如何使用 glob 读取具有数字名称的有限文件集? [英] How to use glob to read limited set of files with numeric names?
问题描述
如何使用 glob 只读取有限的文件集?
我在同一目录中有名为 50 到 20000 数字的 json 文件(例如 50.json,51.json,52.json...19999.json,20000.json).我只想读取编号为 15000 到 18000 的文件.
为此,我使用了一个 glob,如下所示,但每次我尝试过滤数字时它都会生成一个空列表.我已尽力点击此链接(https://docs.python.org/2/library/glob.html),但我不确定我做错了什么.
<预><代码>>>>目录 = "/Users/Chris/Dropbox">>>read_files = glob.glob(directory+"/[15000-18000].*")>>>打印 read_files[]另外,如果我想要任何大于 18000 的文件怎么办?
您使用的 glob 语法不正确;[..]
序列对每个字符起作用.以下 glob 将正确匹配您的文件:
'1[5-8][0-9][0-9][0-9].*'
在幕后,glob
使用 fnmatch
将模式转换为正则表达式.您的模式转换为:
匹配.
之前的1个字符,一个0
,1
,5
或 8
.没有别的.
glob
模式非常有限;匹配数字范围并不容易;您必须为范围创建单独 glob,例如 (glob('1[8-9][0-9][0-9][0-9]')+ glob('2[0-9][0-9][0-9][0-9]')
等).
改为自己过滤:
directory = "/Users/Chris/Dropbox"对于 os.listdir(directory) 中的文件名:基本名称,ext = os.path.splitext(文件名)如果 ext != '.json':继续尝试:数字 = int(basename)除了值错误:continue # 不是数字如果 18000 <= 数字 <= 19000:# 处理文件文件名 = os.path.join(目录,文件名)
How to use glob to only read limited set of files?
I have json files named numbers from 50 to 20000 (e.g. 50.json,51.json,52.json...19999.json,20000.json) within the same directory.

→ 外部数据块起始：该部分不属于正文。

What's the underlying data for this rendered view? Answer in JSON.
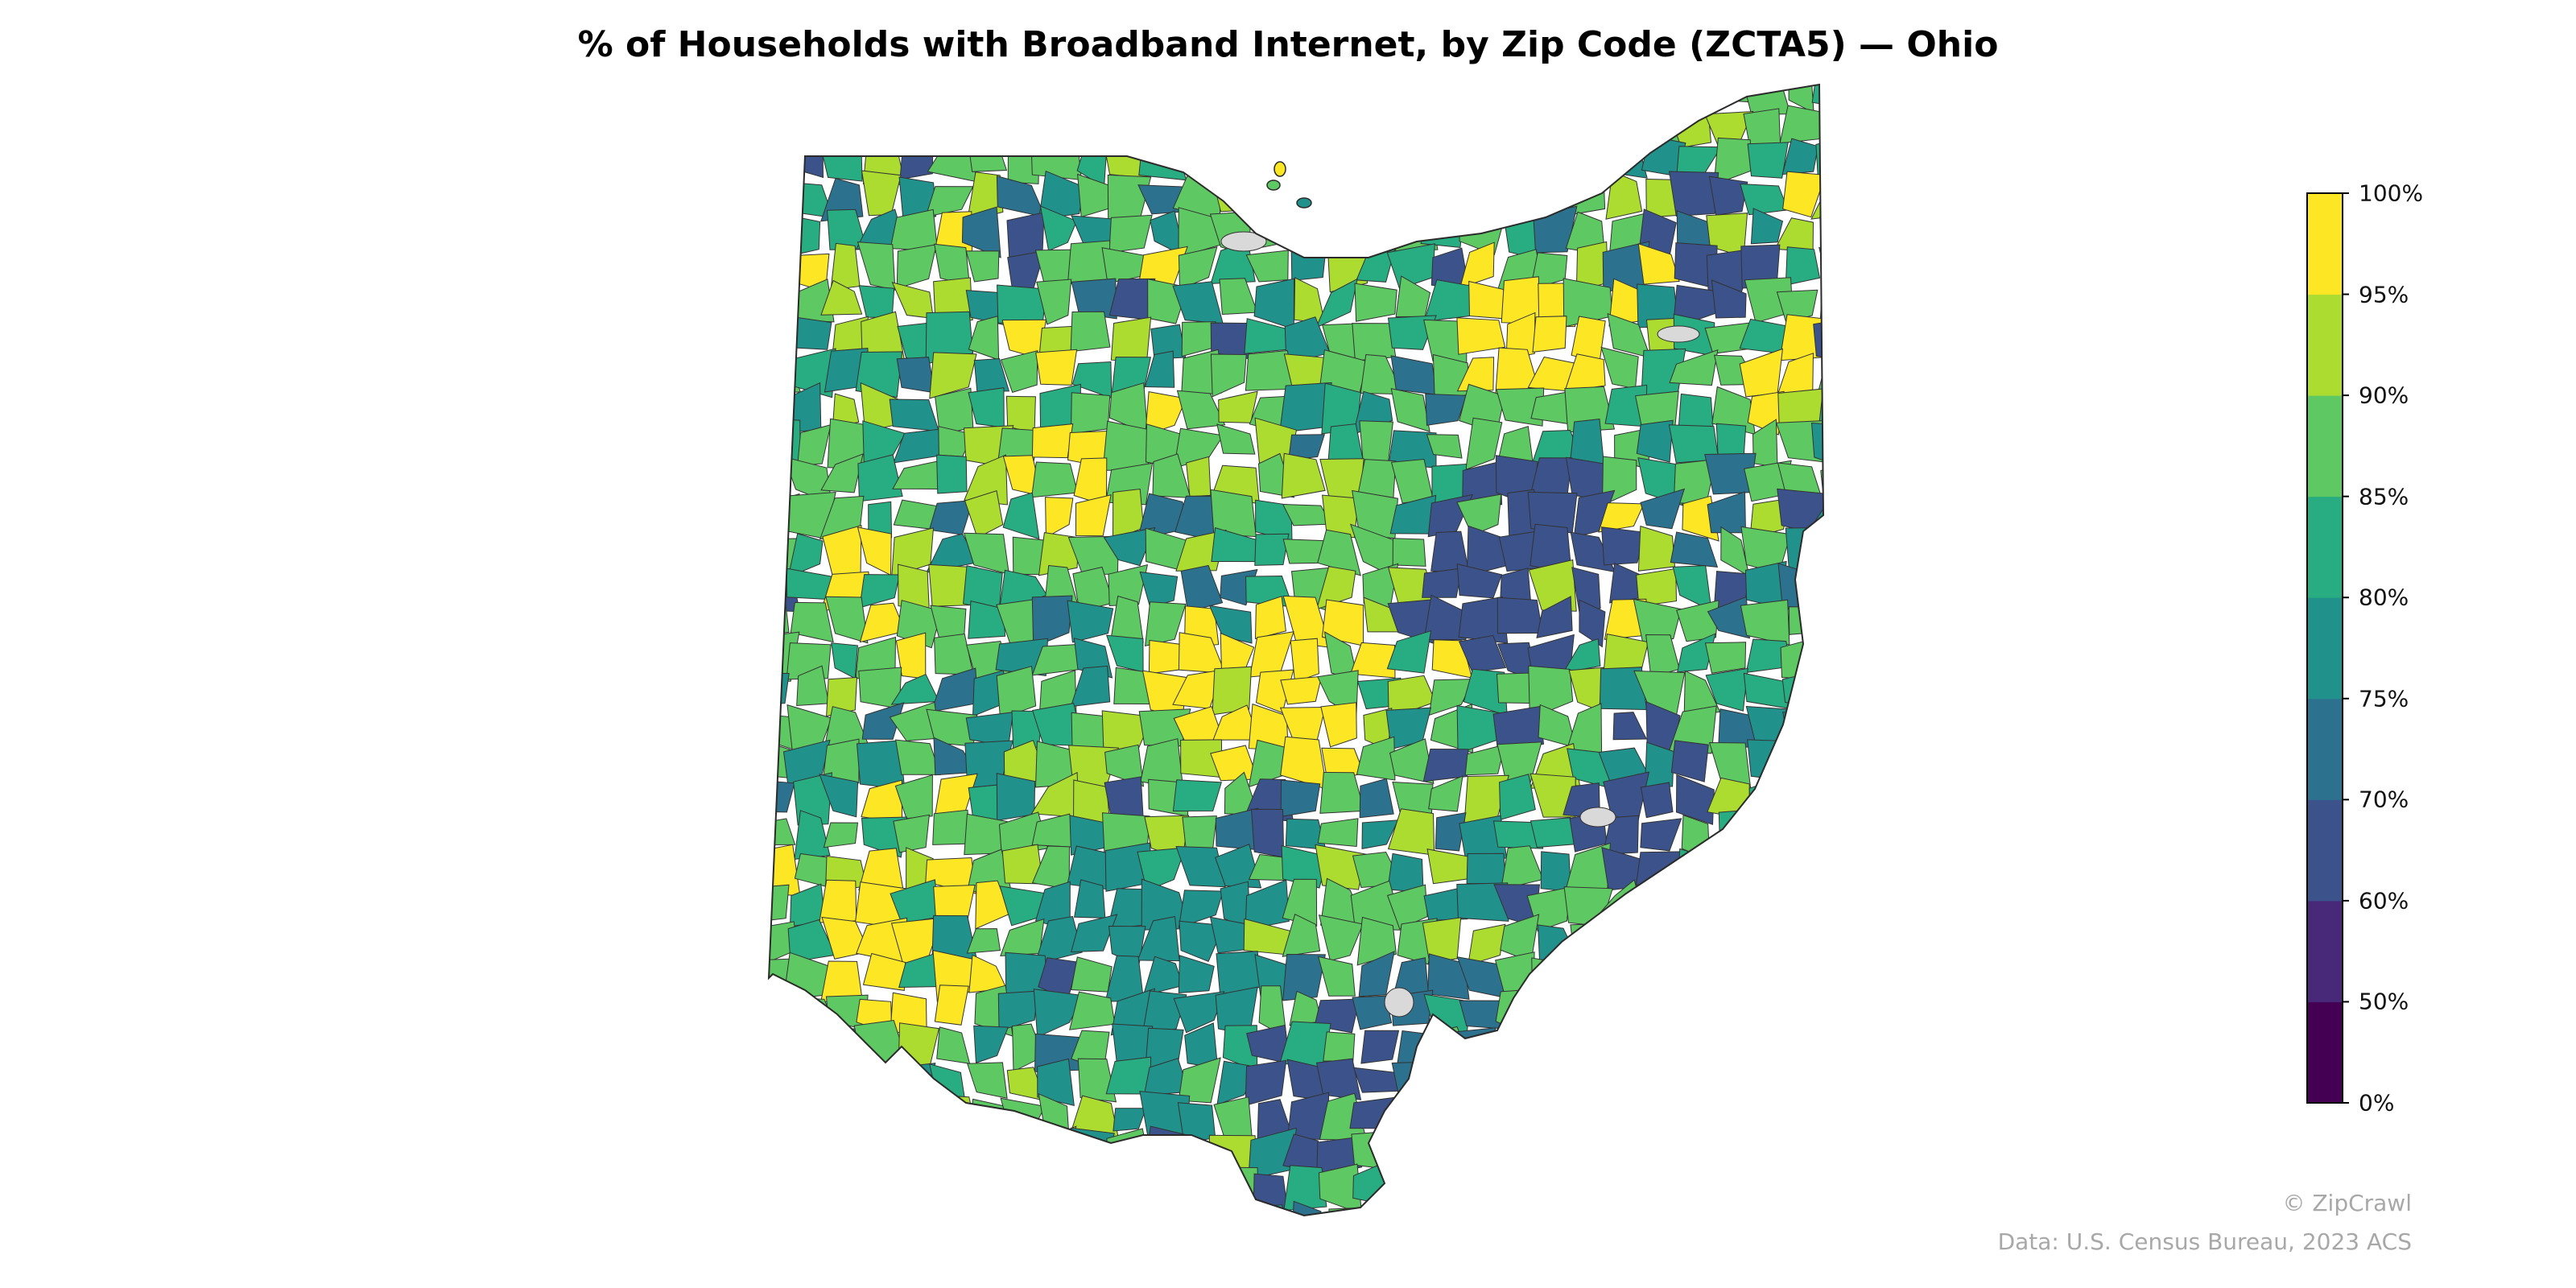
{
  "title": "% of Households with Broadband Internet, by Zip Code (ZCTA5) — Ohio",
  "map": {
    "region": "Ohio",
    "unit": "ZCTA5",
    "no_data_color": "#d9d9d9",
    "boundary_color": "#2b2b2b"
  },
  "legend": {
    "ticks": [
      "0%",
      "50%",
      "60%",
      "70%",
      "75%",
      "80%",
      "85%",
      "90%",
      "95%",
      "100%"
    ],
    "bins": [
      {
        "range": "0–50%",
        "color": "#440154"
      },
      {
        "range": "50–60%",
        "color": "#482979"
      },
      {
        "range": "60–70%",
        "color": "#3b528b"
      },
      {
        "range": "70–75%",
        "color": "#2c718e"
      },
      {
        "range": "75–80%",
        "color": "#21918c"
      },
      {
        "range": "80–85%",
        "color": "#27ad81"
      },
      {
        "range": "85–90%",
        "color": "#5ec962"
      },
      {
        "range": "90–95%",
        "color": "#addc30"
      },
      {
        "range": "95–100%",
        "color": "#fde725"
      }
    ]
  },
  "credits": {
    "copyright": "© ZipCrawl",
    "source": "Data: U.S. Census Bureau, 2023 ACS"
  }
}
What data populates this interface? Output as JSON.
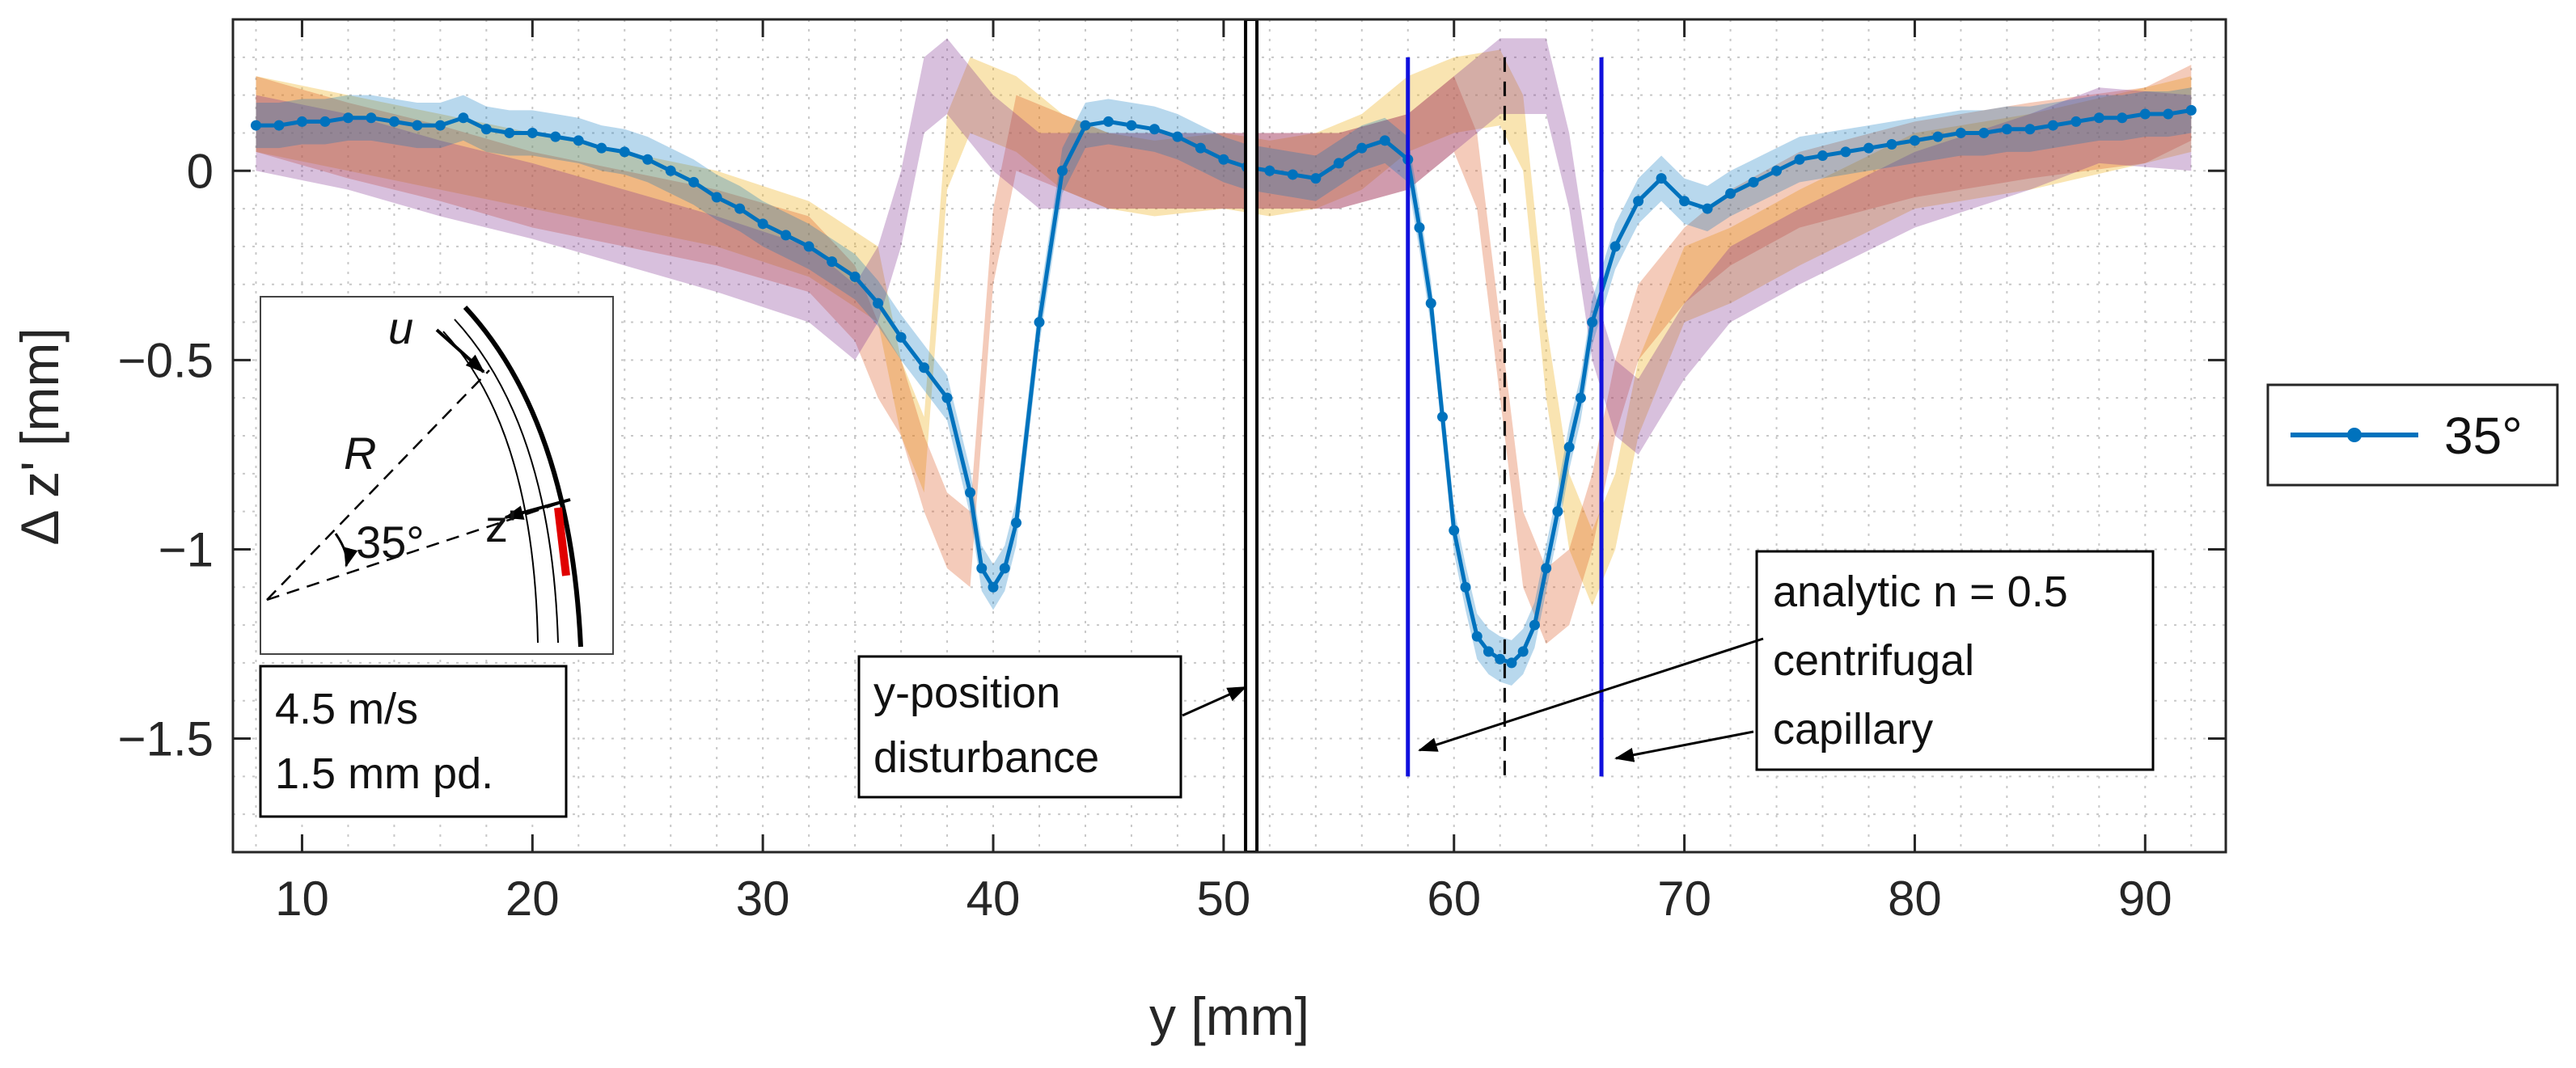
{
  "chart_data": {
    "type": "line",
    "title": "",
    "xlabel": "y [mm]",
    "ylabel": "Δ z' [mm]",
    "xlim": [
      7,
      93.5
    ],
    "ylim": [
      -1.8,
      0.4
    ],
    "xticks": [
      10,
      20,
      30,
      40,
      50,
      60,
      70,
      80,
      90
    ],
    "xtick_labels": [
      "10",
      "20",
      "30",
      "40",
      "50",
      "60",
      "70",
      "80",
      "90"
    ],
    "yticks": [
      0,
      -0.5,
      -1,
      -1.5
    ],
    "ytick_labels": [
      "0",
      "−0.5",
      "−1",
      "−1.5"
    ],
    "grid": "dotted minor",
    "legend": {
      "position": "right",
      "entries": [
        "35°"
      ]
    },
    "series": [
      {
        "name": "35°",
        "color": "#0072BD",
        "marker": "dot",
        "band_width": 0.06,
        "x": [
          8,
          9,
          10,
          11,
          12,
          13,
          14,
          15,
          16,
          17,
          18,
          19,
          20,
          21,
          22,
          23,
          24,
          25,
          26,
          27,
          28,
          29,
          30,
          31,
          32,
          33,
          34,
          35,
          36,
          37,
          38,
          39,
          39.5,
          40,
          40.5,
          41,
          42,
          43,
          44,
          45,
          46,
          47,
          48,
          49,
          50,
          51,
          52,
          53,
          54,
          55,
          56,
          57,
          58,
          58.5,
          59,
          59.5,
          60,
          60.5,
          61,
          61.5,
          62,
          62.5,
          63,
          63.5,
          64,
          64.5,
          65,
          65.5,
          66,
          67,
          68,
          69,
          70,
          71,
          72,
          73,
          74,
          75,
          76,
          77,
          78,
          79,
          80,
          81,
          82,
          83,
          84,
          85,
          86,
          87,
          88,
          89,
          90,
          91,
          92
        ],
        "y": [
          0.12,
          0.12,
          0.13,
          0.13,
          0.14,
          0.14,
          0.13,
          0.12,
          0.12,
          0.14,
          0.11,
          0.1,
          0.1,
          0.09,
          0.08,
          0.06,
          0.05,
          0.03,
          0.0,
          -0.03,
          -0.07,
          -0.1,
          -0.14,
          -0.17,
          -0.2,
          -0.24,
          -0.28,
          -0.35,
          -0.44,
          -0.52,
          -0.6,
          -0.85,
          -1.05,
          -1.1,
          -1.05,
          -0.93,
          -0.4,
          0.0,
          0.12,
          0.13,
          0.12,
          0.11,
          0.09,
          0.06,
          0.03,
          0.01,
          0.0,
          -0.01,
          -0.02,
          0.02,
          0.06,
          0.08,
          0.03,
          -0.15,
          -0.35,
          -0.65,
          -0.95,
          -1.1,
          -1.23,
          -1.27,
          -1.29,
          -1.3,
          -1.27,
          -1.2,
          -1.05,
          -0.9,
          -0.73,
          -0.6,
          -0.4,
          -0.2,
          -0.08,
          -0.02,
          -0.08,
          -0.1,
          -0.06,
          -0.03,
          0.0,
          0.03,
          0.04,
          0.05,
          0.06,
          0.07,
          0.08,
          0.09,
          0.1,
          0.1,
          0.11,
          0.11,
          0.12,
          0.13,
          0.14,
          0.14,
          0.15,
          0.15,
          0.16
        ]
      },
      {
        "name": "",
        "color": "#EDB120",
        "opacity": 0.35,
        "band_width": 0.1,
        "x": [
          8,
          12,
          16,
          20,
          24,
          28,
          32,
          35,
          36,
          37,
          38,
          39,
          41,
          43,
          45,
          47,
          50,
          52,
          54,
          56,
          58,
          60,
          62,
          63,
          64,
          65,
          66,
          67,
          68,
          70,
          72,
          75,
          80,
          85,
          90,
          92
        ],
        "y": [
          0.15,
          0.1,
          0.05,
          0.0,
          -0.05,
          -0.1,
          -0.18,
          -0.3,
          -0.6,
          -0.75,
          0.05,
          0.2,
          0.15,
          0.05,
          0.0,
          -0.02,
          0.0,
          -0.02,
          0.0,
          0.05,
          0.15,
          0.2,
          0.22,
          0.1,
          -0.5,
          -0.9,
          -1.05,
          -0.9,
          -0.6,
          -0.3,
          -0.25,
          -0.15,
          0.0,
          0.05,
          0.12,
          0.15
        ]
      },
      {
        "name": "",
        "color": "#D95319",
        "opacity": 0.3,
        "band_width": 0.1,
        "x": [
          8,
          12,
          16,
          20,
          24,
          28,
          32,
          34,
          35,
          36,
          37,
          38,
          39,
          40,
          41,
          43,
          45,
          50,
          55,
          58,
          60,
          61,
          62,
          63,
          64,
          65,
          66,
          67,
          68,
          70,
          72,
          75,
          80,
          85,
          90,
          92
        ],
        "y": [
          0.15,
          0.08,
          0.02,
          -0.05,
          -0.1,
          -0.15,
          -0.22,
          -0.35,
          -0.5,
          -0.6,
          -0.8,
          -0.95,
          -1.0,
          -0.2,
          0.1,
          0.05,
          0.0,
          0.0,
          0.0,
          0.05,
          0.15,
          0.0,
          -0.5,
          -1.0,
          -1.15,
          -1.1,
          -0.9,
          -0.6,
          -0.4,
          -0.25,
          -0.15,
          -0.05,
          0.03,
          0.08,
          0.12,
          0.18
        ]
      },
      {
        "name": "",
        "color": "#7E2F8E",
        "opacity": 0.3,
        "band_width": 0.1,
        "x": [
          8,
          12,
          16,
          20,
          24,
          28,
          32,
          34,
          35,
          36,
          37,
          38,
          40,
          42,
          45,
          50,
          55,
          58,
          60,
          62,
          64,
          65,
          66,
          67,
          68,
          70,
          72,
          75,
          80,
          85,
          88,
          92
        ],
        "y": [
          0.1,
          0.05,
          -0.02,
          -0.08,
          -0.15,
          -0.22,
          -0.3,
          -0.4,
          -0.3,
          -0.1,
          0.2,
          0.25,
          0.1,
          0.0,
          0.0,
          0.0,
          0.0,
          0.05,
          0.15,
          0.25,
          0.25,
          0.0,
          -0.4,
          -0.6,
          -0.65,
          -0.45,
          -0.3,
          -0.2,
          -0.05,
          0.05,
          0.12,
          0.1
        ]
      }
    ],
    "vertical_lines": [
      {
        "x": 51.2,
        "style": "double-black"
      },
      {
        "x": 58.0,
        "style": "solid-blue"
      },
      {
        "x": 62.2,
        "style": "dashed-black"
      },
      {
        "x": 66.4,
        "style": "solid-blue"
      }
    ],
    "annotations": {
      "disturbance": [
        "y-position",
        "disturbance"
      ],
      "analytic": [
        "analytic n = 0.5",
        "centrifugal",
        "capillary"
      ],
      "conditions": [
        "4.5 m/s",
        "1.5 mm pd."
      ],
      "inset": {
        "velocity": "u",
        "radius": "R",
        "angle": "35°",
        "axis": "z'"
      }
    }
  }
}
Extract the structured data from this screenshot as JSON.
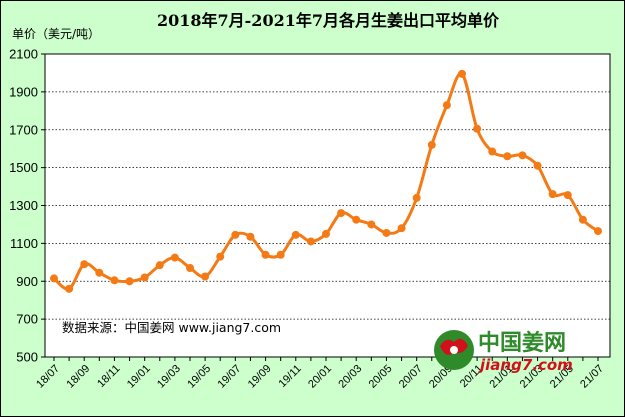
{
  "chart_data": {
    "type": "line",
    "title": "2018年7月-2021年7月各月生姜出口平均单价",
    "ylabel": "单价（美元/吨）",
    "xlabel": "",
    "ylim": [
      500,
      2100
    ],
    "yticks": [
      500,
      700,
      900,
      1100,
      1300,
      1500,
      1700,
      1900,
      2100
    ],
    "grid": "horizontal-dotted",
    "series": [
      {
        "color": "#f47a16",
        "values": [
          915,
          860,
          990,
          945,
          905,
          900,
          920,
          985,
          1025,
          970,
          925,
          1030,
          1145,
          1135,
          1040,
          1040,
          1145,
          1110,
          1150,
          1260,
          1225,
          1200,
          1155,
          1180,
          1340,
          1620,
          1830,
          1995,
          1705,
          1585,
          1560,
          1565,
          1510,
          1360,
          1355,
          1225,
          1165
        ]
      }
    ],
    "x": [
      "18/07",
      "18/08",
      "18/09",
      "18/10",
      "18/11",
      "18/12",
      "19/01",
      "19/02",
      "19/03",
      "19/04",
      "19/05",
      "19/06",
      "19/07",
      "19/08",
      "19/09",
      "19/10",
      "19/11",
      "19/12",
      "20/01",
      "20/02",
      "20/03",
      "20/04",
      "20/05",
      "20/06",
      "20/07",
      "20/08",
      "20/09",
      "20/10",
      "20/11",
      "20/12",
      "21/01",
      "21/02",
      "21/03",
      "21/04",
      "21/05",
      "21/06",
      "21/07"
    ],
    "xtick_labels": [
      "18/07",
      "18/09",
      "18/11",
      "19/01",
      "19/03",
      "19/05",
      "19/07",
      "19/09",
      "19/11",
      "20/01",
      "20/03",
      "20/05",
      "20/07",
      "20/09",
      "20/11",
      "21/01",
      "21/03",
      "21/05",
      "21/07"
    ]
  },
  "watermark": {
    "source_text": "数据来源：中国姜网 www.jiang7.com",
    "logo_cn": "中国姜网",
    "logo_url": "jiang7.com"
  },
  "colors": {
    "background": "#ccffcc",
    "plot_background": "#ffffff",
    "line": "#f47a16",
    "logo_green": "#2f8a2a",
    "logo_red": "#d0101a"
  }
}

I want to read only the files numbered from 15000 to 18000.
To do so I'm using a glob, as shown below, but it generates an empty list every time I try to filter out for the numbers. I've tried my best to follow this link (https://docs.python.org/2/library/glob.html), but I'm not sure what I'm doing wrong.
>>> directory = "/Users/Chris/Dropbox"
>>> read_files = glob.glob(directory+"/[15000-18000].*")
>>> print read_files
[]
Also, what if I wanted files with any number greater than 18000?
You are using the glob syntax incorrectly; the [..]
sequence works per character. The following glob would match your files correctly instead:
'1[5-8][0-9][0-9][0-9].*'
Under the covers, glob
uses fnmatch
which translates the pattern to a regular expression. Your pattern translates to:
>>> import fnmatch
>>> fnmatch.translate('[15000-18000].*')
'[15000-18000]\..*\Z(?ms)'
which matches 1 character before the .
, a 0
, 1
, 5
or 8
. Nothing else.
glob
patterns are quite limited; matching numeric ranges is not easy with it; you'd have to create separate globs for ranges, for example (glob('1[8-9][0-9][0-9][0-9]') + glob('2[0-9][0-9][0-9][0-9]')
, etc.).
Do your own filtering instead:
directory = "/Users/Chris/Dropbox"
for filename in os.listdir(directory):
basename, ext = os.path.splitext(filename)
if ext != '.json':
continue
try:
number = int(basename)
except ValueError:
continue # not numeric
if 18000 <= number <= 19000:
# process file
filename = os.path.join(directory, filename)
这篇关于如何使用 glob 读取具有数字名称的有限文件集?的文章就介绍到这了,希望我们推荐的答案对大家有所帮助,也希望大家多多支持IT屋!